Türkiye’de özellikle ‘şiddet, istismar, kadın cinayetleri ve intihar’ olayları ile ilgili yapılan haberlere dikkat çeken Psikolog Saygılı, bu olaylarla ilgili yapılan haberlerin ‘dramatikleştirilmeden’, ‘yorum katılmadan’ net haliyle verilmesi gerektiğine işaret etti.
İskenderun Gazeteciler Cemiyeti Basın Merkezi’nde üye basın mensuplarıyla bir araya gelen Gülşen Saygılı, medyanın aynı anda çok fazla kişiye ulaşabildiğini fakat bunun yönetilmesinin de bağlam olarak zorlaştığına değinerek, internet haberciliği üzerinde durdu.
Daha hassas olan konular olduğunu ifade eden Saygılı; “Şiddet, İstismar, Kadın Cinayetleri ve İntihar olayları haber haline getirirken iki şey çok önemli. Şu anda dijital ayak izi denen bir şey var, yani bundan 10 yıl sonra o dijital ayak izi devam edecek.
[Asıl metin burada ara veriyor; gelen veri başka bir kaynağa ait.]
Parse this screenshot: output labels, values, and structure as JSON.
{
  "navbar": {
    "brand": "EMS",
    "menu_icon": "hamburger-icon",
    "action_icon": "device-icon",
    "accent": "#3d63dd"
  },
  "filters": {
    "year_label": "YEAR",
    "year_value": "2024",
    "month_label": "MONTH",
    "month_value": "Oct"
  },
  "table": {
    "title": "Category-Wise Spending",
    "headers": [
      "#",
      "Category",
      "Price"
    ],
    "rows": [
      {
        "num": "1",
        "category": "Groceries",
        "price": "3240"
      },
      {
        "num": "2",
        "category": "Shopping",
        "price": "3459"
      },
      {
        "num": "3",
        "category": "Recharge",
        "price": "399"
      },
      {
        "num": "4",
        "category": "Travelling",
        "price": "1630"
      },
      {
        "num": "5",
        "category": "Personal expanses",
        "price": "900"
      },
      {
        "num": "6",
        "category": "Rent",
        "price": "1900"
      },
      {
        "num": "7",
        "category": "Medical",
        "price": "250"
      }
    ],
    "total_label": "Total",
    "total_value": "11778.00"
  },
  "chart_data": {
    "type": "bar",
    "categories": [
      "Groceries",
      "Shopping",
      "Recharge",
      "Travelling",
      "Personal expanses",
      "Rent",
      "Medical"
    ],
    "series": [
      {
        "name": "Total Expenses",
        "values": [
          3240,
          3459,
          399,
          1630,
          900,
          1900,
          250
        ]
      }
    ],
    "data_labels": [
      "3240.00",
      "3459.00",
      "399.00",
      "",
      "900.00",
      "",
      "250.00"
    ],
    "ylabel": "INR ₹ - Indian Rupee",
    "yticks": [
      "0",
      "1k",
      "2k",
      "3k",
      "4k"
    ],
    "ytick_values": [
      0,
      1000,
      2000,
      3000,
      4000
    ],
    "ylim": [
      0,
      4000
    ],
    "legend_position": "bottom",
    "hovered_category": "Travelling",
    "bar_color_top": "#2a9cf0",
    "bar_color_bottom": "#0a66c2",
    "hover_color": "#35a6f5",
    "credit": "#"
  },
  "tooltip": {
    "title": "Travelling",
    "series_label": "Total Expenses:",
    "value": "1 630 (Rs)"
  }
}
O travmayı yaşamış ve hayatta kalan insanın karşısına o haber çıkabilir, bu birincisi. İkincisi, hassas konularda haber içeriği oluştururken duyarlılığınız ne kadar? Bir intiharı, popüler hale mi getiriyoruz yoksa intihar olgusunu mu haberleştiriyoruz? Genç kızın intihar etmesi mi burada önemli, neden intihar ettiği mi önemli? Duyarlı davranmak çok önemli” dedi.
Aslında intihar haberlerinin hiç yapılmamasından yana olduğuna vurgu yapan Psikolog Gülşen Saygılı “Yapılacaksa da net bir şekilde yapılmalı, dramatikleştirilmeden, özendirici ifadeler kullanmadan. Bir kadın cinayeti haberinde ‘aldatılan koca şiddeti’ denmemeli. Kadın ölmüş ona sorma şansınız yok, aldatılıp aldatılmadığını bilemezseniz. Failin ifadelerine göre haber yapılmamalı. Aldatılan, cinnet geçiren, iflas eden koca şiddeti gibi ifadeler o cinayeti meşrulaştırmaya yönelik gibi algılanmaktadır. Oysa ki ortada bir cinayet vardır ve bu net olarak bir suçtur. Şiddet gören, katledilen bir kadının görüntüsü kullanılmamalı. Bir istismar olayında olayı yumuşatıcı ifadeler kullanılmamalı ve iddialar üzerine haber yapılmamalı, net bilgiler kullanılmalı” şeklinde konuştu.
Konferansın oldukça verimli geçtiğini söyleyen İGC Başkanı Diyap Atar da, Psikolog Gülşen Saygılı’ya teşekkür etti.